Teacher Connie Gregerson, who organized the effort, started the show. With the crowd cheering, she shaved a line from front to back of Guenther's head.
Winners of a raffle drawing took turns with the razor until all of Guenther's hair fell to the ground.
"This is well worth it because this has been a blast," Guenther told the crowd before having his hair shorn. "It's been so much fun to egg these kids on … Not a day went by in the last eight or nine months that I haven't had a kid come up and said, ‘I can't wait 'til you get your head shaved.'"
Brady Deegan and his friends Garrett Hlavachek and Jeb Beck were some of those kids. They found their seats early, and the group of 9-year-olds debated over how many tabs they collectively gathered—somewhere between 3,000 to 8,000.
They all hoped their number would be called to help in the shaving, and Brady, who had 31 tickets to his name, was the lucky one.
He bound up to the stage and eagerly took on the razor, making two quick swipes, shedding his superintendent's hair to the floor. Beaming, he jumped down and ran back to his seat.
The challenge sprung out of an elementary teachers meeting when the group was looking for ways to challenge kids, which evolved into collecting 1 million of something. Guenther doubted the K-12 school building's ability to collect that many tabs in a year, he said.
So he sacrificed his hair as motivation for the kids, who were fired up from the beginning to the end, he said.
"These kids never forgot," he said.
The collection started in January, and by the time school let out in spring, the kids were only 30,000 tabs short.
"It just goes to show how into this people got," Guenther said.
The project quickly became a community-wide effort, including businesses, as word spread, he said.

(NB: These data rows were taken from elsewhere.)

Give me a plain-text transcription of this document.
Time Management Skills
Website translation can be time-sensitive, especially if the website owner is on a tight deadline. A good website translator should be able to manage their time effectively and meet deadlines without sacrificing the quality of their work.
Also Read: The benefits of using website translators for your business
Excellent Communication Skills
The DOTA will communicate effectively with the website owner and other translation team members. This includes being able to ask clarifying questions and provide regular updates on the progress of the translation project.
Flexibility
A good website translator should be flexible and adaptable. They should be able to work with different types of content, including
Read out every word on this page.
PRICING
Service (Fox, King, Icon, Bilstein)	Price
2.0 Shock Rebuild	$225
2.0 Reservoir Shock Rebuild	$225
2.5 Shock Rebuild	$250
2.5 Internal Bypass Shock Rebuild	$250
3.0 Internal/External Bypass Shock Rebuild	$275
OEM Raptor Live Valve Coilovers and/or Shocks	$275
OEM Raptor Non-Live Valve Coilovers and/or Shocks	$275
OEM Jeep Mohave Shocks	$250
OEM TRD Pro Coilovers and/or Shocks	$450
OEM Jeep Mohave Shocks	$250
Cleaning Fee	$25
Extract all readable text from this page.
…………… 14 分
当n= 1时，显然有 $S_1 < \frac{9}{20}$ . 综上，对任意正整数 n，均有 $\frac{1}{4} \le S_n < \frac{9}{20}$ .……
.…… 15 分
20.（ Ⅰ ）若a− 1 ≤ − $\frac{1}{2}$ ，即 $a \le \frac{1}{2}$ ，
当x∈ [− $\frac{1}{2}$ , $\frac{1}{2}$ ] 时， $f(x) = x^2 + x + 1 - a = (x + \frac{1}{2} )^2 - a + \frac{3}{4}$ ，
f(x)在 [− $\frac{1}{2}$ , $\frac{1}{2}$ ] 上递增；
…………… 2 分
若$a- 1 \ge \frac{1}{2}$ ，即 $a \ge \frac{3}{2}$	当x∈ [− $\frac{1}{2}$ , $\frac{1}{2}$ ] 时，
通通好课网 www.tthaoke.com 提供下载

Students and teachers in other school districts started collecting, along with friends and family members across the state.
"It just snowballed into this huge thing. … It just took on a life of its own," Guenther said.
The result: More than 1 million pop tabs for the Ronald McDonald House in Madison—a feat the house director said has never been done.
In fact, Ronald McDonald himself was in attendance Monday.
"This is probably the biggest donation we've ever gotten," said Laurie Irwin, director of the Madison Ronald McDonald House. "This is the biggest amount collected by the smallest amount of people ever."
The money collected from the recycled tabs will go toward free night stays for families at the Ronald McDonald House, where families stay while their children are treated in an area hospital. Albany's efforts will provide at least 20 families with one- to two-night stays at the house, Irwin told the crowd.
"This is what Albany is all about," Guenther told the crowd.
Whether it's the two school referendums the community approved in spring or a project like this, it shows how everybody is behind the school and the kids, he said.
"It says a lot about our community," he said.